There will be days when you feel that you can do more than others, be kind to yourself, there is only one of you.

Your son’s partner will move on with her life and will become more a part of your past than at present. In time she may even turn to you for supporting understanding. We all fear the future and it’s uncertainty, perhaps you can be the stability she will desperately need.

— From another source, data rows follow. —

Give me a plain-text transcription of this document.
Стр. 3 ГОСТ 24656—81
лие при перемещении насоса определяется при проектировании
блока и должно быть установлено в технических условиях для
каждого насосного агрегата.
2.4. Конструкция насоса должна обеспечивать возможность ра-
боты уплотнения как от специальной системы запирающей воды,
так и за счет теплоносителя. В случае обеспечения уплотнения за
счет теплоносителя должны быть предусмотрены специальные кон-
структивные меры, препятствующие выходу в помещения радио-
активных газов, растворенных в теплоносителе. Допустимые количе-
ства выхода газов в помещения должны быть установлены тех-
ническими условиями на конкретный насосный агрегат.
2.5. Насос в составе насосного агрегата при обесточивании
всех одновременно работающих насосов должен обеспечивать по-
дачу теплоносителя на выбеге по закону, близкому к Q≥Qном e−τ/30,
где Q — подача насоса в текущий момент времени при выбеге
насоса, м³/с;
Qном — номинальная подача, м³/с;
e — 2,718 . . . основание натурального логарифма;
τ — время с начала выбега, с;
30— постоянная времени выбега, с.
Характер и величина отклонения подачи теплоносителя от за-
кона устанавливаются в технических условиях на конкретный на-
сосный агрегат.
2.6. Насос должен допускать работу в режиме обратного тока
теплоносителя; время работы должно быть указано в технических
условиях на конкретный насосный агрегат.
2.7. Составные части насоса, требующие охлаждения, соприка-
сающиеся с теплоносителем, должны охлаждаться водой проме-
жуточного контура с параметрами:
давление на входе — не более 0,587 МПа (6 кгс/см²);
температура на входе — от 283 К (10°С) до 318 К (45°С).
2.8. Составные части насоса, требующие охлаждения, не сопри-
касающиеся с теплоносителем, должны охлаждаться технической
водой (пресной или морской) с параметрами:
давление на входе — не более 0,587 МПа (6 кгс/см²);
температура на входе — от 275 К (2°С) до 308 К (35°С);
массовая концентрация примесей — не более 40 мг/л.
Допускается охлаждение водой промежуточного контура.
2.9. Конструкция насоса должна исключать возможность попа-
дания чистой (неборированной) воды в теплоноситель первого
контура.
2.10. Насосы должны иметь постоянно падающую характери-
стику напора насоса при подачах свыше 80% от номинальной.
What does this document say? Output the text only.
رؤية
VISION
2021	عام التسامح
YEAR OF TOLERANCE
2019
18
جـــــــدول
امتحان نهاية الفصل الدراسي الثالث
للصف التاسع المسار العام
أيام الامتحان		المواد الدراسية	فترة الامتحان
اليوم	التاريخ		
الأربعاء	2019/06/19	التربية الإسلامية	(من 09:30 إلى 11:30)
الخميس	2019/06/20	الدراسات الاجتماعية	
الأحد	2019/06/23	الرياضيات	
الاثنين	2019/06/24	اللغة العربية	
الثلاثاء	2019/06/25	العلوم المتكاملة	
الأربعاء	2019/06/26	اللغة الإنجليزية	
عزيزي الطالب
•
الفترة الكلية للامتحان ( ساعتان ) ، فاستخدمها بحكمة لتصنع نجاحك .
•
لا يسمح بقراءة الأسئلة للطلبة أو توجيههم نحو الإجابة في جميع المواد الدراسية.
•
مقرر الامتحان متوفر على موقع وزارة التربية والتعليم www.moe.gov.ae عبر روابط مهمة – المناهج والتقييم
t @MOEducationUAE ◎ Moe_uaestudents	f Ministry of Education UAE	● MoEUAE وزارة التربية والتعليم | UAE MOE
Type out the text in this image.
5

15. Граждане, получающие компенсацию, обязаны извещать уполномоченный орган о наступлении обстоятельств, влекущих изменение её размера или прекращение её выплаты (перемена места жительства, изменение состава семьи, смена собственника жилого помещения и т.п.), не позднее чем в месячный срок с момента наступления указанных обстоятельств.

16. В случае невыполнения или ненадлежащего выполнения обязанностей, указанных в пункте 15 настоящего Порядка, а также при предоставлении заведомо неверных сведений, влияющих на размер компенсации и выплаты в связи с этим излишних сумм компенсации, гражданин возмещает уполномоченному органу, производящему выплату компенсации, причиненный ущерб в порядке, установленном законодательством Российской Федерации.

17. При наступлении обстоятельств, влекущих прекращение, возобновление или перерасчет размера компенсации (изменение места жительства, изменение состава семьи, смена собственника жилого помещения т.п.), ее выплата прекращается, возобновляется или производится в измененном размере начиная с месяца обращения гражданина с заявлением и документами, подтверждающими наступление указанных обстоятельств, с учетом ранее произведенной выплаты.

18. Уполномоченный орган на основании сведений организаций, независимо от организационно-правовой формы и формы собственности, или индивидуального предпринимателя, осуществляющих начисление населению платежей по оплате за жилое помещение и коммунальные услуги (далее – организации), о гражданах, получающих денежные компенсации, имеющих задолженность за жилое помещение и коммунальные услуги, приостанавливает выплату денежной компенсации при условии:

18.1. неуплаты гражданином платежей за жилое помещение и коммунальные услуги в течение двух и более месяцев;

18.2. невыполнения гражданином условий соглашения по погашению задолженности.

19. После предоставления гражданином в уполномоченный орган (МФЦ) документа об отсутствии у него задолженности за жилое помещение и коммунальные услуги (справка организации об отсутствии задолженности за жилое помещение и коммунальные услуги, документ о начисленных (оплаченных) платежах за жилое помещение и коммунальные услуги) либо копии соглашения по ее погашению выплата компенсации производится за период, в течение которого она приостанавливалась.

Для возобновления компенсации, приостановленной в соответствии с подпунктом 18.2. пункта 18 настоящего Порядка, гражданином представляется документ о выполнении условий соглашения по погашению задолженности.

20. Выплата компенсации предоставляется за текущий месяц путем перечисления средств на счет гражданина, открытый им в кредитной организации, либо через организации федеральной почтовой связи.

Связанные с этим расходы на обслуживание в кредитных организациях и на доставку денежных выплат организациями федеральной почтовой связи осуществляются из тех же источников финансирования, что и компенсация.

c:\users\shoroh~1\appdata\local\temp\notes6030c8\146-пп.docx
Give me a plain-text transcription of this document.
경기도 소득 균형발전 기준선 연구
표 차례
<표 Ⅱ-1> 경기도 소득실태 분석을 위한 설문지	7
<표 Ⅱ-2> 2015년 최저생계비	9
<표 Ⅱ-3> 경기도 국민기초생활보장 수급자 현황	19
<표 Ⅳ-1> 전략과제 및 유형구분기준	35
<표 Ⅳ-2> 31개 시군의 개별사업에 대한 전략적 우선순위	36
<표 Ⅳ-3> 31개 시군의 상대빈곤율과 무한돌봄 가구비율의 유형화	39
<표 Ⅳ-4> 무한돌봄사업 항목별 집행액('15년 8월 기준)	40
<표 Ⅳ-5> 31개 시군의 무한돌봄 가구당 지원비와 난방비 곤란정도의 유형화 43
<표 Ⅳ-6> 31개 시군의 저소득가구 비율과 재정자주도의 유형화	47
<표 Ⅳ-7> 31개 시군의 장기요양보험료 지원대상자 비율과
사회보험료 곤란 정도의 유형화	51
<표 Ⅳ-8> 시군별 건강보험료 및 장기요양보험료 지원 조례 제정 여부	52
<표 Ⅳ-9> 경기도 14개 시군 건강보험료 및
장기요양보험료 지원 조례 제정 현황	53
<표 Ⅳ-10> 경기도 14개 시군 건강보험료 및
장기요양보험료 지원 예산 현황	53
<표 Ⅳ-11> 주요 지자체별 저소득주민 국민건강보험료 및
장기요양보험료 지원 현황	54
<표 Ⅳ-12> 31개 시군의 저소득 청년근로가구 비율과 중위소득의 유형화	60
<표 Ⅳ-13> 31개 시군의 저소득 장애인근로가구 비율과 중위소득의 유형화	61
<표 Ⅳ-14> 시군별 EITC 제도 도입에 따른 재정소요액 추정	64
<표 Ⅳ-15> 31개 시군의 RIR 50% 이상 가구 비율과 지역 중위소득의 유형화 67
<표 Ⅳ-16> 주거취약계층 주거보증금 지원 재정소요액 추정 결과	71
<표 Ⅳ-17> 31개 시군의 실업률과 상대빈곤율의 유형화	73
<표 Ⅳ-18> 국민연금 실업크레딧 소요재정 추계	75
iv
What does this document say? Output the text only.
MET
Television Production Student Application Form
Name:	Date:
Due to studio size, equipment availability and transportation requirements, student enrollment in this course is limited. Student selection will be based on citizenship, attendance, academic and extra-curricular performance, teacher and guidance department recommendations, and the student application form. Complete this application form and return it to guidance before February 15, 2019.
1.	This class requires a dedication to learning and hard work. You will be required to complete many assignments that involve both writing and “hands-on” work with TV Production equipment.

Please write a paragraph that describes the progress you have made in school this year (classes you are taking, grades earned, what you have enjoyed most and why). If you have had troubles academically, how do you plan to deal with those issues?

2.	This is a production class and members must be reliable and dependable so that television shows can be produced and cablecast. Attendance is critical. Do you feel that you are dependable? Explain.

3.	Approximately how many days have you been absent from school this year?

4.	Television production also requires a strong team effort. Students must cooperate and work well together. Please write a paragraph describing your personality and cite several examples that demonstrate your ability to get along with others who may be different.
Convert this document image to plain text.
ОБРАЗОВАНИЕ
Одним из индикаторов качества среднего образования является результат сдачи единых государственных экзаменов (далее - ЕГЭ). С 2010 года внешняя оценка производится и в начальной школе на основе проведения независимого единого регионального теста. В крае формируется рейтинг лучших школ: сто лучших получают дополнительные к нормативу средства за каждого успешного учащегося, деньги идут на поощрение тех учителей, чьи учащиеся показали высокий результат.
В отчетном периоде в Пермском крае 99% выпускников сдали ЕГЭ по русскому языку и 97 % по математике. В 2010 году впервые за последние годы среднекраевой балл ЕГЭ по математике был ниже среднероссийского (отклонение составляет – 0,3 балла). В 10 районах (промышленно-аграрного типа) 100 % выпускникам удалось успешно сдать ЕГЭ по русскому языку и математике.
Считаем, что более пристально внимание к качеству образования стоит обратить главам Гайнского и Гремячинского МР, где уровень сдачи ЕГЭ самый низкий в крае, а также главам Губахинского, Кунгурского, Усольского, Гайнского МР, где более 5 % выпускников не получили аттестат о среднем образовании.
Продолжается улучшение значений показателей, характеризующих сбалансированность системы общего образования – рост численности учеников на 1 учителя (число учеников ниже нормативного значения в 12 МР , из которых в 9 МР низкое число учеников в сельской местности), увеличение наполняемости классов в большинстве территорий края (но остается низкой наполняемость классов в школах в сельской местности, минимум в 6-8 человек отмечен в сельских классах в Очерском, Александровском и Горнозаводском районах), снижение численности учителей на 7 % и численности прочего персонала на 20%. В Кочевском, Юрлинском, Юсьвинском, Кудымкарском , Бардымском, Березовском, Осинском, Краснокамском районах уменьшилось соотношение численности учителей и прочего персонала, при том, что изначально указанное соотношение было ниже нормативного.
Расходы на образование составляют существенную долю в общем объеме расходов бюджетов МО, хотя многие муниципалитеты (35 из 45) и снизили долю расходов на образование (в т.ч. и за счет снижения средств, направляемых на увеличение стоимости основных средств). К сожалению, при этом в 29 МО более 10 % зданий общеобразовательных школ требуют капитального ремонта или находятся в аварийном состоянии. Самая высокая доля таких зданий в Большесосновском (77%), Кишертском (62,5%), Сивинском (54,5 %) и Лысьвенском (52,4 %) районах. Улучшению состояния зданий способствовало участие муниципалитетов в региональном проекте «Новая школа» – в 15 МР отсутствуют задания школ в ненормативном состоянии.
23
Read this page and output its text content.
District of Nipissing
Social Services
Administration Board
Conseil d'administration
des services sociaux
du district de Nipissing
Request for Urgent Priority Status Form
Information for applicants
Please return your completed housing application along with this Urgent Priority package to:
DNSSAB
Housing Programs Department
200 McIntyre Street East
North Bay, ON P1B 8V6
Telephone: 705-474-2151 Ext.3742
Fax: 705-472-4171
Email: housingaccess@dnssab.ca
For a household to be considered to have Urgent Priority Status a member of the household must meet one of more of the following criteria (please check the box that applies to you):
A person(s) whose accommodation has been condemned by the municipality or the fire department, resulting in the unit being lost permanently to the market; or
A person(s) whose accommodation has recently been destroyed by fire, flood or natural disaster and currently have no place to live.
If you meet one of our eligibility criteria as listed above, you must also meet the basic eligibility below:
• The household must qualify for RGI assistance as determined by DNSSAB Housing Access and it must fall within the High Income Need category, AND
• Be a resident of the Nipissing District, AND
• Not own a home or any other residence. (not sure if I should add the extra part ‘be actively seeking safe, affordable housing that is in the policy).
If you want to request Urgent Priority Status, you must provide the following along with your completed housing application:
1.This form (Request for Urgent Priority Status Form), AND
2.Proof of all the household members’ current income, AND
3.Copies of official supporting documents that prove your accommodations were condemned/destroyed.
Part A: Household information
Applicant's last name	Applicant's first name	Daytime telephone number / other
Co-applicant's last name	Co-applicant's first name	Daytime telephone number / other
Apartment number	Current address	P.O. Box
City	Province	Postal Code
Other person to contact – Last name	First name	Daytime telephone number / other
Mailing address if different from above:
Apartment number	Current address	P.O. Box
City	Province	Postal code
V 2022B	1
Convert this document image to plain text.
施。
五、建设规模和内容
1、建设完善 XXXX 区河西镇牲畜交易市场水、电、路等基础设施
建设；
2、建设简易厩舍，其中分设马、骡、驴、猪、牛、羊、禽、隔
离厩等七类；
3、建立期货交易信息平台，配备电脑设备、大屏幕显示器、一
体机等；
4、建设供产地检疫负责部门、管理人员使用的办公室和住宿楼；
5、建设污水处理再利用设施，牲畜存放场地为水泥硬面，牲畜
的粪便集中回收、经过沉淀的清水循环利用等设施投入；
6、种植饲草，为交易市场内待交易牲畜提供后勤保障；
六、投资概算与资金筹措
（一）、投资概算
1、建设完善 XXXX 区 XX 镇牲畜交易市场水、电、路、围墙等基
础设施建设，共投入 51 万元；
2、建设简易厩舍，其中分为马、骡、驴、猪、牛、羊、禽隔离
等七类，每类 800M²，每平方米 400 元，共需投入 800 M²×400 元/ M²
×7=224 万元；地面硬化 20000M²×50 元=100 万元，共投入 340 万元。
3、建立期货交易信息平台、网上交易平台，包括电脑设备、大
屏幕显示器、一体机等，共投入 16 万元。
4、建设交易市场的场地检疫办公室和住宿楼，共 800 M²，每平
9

Your son didn’t choose an early end to his life, you didn’t choose to have less years with him in your life, but you can choose what comes next. I don’t know whether you have any strong beliefs. Sometimes death can strengthen these or make us question more. If like me, you have a faith, it can make a difference.
I know I will never make sense of all that has happened, I will always question why , what if and if only? Sometimes, I find consolation in believing that God has taken Andrew home where he will never again know suffering, upset, worries or anxieties, he will never have to face old age alone, he will never be lonely and will always know peace, joy and love in his home in Heaven.

Hopefully, you have now at least got a special book and can start writing your story. It will be a best seller because it will be uniquely yours and your son’s.

Write on her again if it helps in some small way, it is worth it. In time, you will rely less on this site and more on your own resilience.
Be kind to yourself an, d no matter how you are feeling, smile at the next person who crosses your path.